Edouard Manet - A Bar at the Folies-Bergère (1882) This painting was Manet’s last work. It depicts a scene in the Follies Bergere nightclub in Paris. The central figure stands before a mirror, yet this point has been debated by critics, accusing Manet of lack of perspective. There is an optical illusion of sorts. Clearly there’s the large gold frame of a mirror. It is said that we the viewers, stand opposite the barmaid on the other side of the counter and, looking at the reflection in the mirror, see exactly what she sees. The painting is rich in details which provide clues to social class and milieu. The woman at the bar is a real person, known as Suzon, who worked at the Follies Bergere. The oranges were Manet’s symbol for prostitution, and identifies the barmaid as a prostitute. The feet in the upper left hand corner belonged to a trapeze artist who performed above the patrons.

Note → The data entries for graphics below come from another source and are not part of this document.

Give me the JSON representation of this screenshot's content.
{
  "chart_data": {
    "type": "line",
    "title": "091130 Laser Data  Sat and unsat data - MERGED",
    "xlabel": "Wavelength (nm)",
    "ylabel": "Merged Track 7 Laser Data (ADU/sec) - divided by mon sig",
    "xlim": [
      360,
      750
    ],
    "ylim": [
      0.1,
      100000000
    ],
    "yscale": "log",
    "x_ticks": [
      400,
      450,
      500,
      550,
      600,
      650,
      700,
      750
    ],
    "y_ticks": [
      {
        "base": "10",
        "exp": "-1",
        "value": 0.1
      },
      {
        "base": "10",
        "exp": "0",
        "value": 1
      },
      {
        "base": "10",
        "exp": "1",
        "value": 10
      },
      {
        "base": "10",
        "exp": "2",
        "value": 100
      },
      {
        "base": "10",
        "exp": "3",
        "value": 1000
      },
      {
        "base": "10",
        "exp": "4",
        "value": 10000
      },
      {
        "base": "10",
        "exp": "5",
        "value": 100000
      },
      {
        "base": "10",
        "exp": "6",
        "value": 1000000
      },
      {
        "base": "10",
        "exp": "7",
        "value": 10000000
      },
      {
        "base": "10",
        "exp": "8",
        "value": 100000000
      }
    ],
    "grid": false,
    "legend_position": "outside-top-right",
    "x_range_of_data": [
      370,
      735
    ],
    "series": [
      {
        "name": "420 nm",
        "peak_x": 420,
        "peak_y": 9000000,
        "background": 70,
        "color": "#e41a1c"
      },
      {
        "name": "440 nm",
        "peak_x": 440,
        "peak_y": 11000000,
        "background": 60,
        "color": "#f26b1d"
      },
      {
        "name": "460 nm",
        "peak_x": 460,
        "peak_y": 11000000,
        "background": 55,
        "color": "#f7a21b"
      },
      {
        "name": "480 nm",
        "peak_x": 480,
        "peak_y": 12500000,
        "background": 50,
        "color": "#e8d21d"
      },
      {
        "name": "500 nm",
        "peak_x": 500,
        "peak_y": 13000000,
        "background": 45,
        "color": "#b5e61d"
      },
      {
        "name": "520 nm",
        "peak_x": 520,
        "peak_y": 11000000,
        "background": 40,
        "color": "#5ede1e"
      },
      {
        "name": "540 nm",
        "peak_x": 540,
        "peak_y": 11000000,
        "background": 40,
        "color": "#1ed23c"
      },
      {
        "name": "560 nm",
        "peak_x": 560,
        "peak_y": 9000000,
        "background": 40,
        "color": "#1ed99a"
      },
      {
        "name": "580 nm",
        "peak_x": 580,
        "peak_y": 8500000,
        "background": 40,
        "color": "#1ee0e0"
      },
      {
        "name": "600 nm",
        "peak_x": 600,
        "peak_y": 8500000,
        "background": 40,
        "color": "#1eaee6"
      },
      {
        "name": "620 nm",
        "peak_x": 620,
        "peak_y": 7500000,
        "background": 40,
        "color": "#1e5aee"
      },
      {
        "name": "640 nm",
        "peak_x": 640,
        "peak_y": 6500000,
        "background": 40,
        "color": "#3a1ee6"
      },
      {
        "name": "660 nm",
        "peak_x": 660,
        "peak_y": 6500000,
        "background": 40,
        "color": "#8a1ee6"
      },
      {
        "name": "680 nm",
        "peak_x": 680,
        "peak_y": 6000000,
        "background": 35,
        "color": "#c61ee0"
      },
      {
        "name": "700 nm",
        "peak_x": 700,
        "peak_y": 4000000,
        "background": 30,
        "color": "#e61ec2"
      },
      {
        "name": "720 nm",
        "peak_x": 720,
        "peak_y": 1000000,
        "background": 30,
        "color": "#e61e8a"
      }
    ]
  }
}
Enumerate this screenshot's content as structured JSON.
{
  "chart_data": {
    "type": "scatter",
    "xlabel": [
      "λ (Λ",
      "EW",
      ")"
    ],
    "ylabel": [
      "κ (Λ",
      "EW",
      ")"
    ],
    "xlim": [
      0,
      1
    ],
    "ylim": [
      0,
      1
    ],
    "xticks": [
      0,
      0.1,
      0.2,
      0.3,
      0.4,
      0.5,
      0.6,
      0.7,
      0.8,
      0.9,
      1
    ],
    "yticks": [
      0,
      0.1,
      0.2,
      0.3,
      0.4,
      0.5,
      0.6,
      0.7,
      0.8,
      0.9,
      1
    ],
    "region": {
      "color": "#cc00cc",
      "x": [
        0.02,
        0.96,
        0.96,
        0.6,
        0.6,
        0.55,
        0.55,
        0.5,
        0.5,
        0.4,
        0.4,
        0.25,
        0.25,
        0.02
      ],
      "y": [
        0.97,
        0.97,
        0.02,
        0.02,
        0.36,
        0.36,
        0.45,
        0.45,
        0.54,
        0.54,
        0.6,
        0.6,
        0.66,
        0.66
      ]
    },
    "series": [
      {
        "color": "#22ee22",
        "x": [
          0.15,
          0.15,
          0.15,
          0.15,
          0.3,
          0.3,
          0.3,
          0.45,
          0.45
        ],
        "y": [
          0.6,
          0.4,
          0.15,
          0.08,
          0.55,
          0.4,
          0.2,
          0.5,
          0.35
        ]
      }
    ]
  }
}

Margaret Murray Cookesley - Quiet Corner in Tangiers The number of professional women artists who painted Orientalist subjects grew as the century wore on (due in part to the increased ease and safety of travel). As might be expected, the majority stuck to safely feminine areas of representation such as topography, portraiture, children, and ethnographic types... Others, however, ventured into what we might consider to be more dangerously immoral area of Orientalist pseudo-classical nude. Whilst there were some artists whose work clearly fell into one camp rather than another, many women painted both 'feminie' cameos of Oriental daily life and nudes and odalisques. The range of subjects and styles adopted by women artists in relation to the Orient suggests that the boundaries of the field were more fluid than had been previously supposed and also indicated the changing nature of women's relationship to art. Certainly, by the 1880s, when the M.M. Cookesely was exhibiting, her pseudo-classical Oriental nudes appear to have been quietly received; her Nubian Girl leans against an urn, proudly bare-chested, clad only in an 'Oriental" drape and was shown to no great notoriety.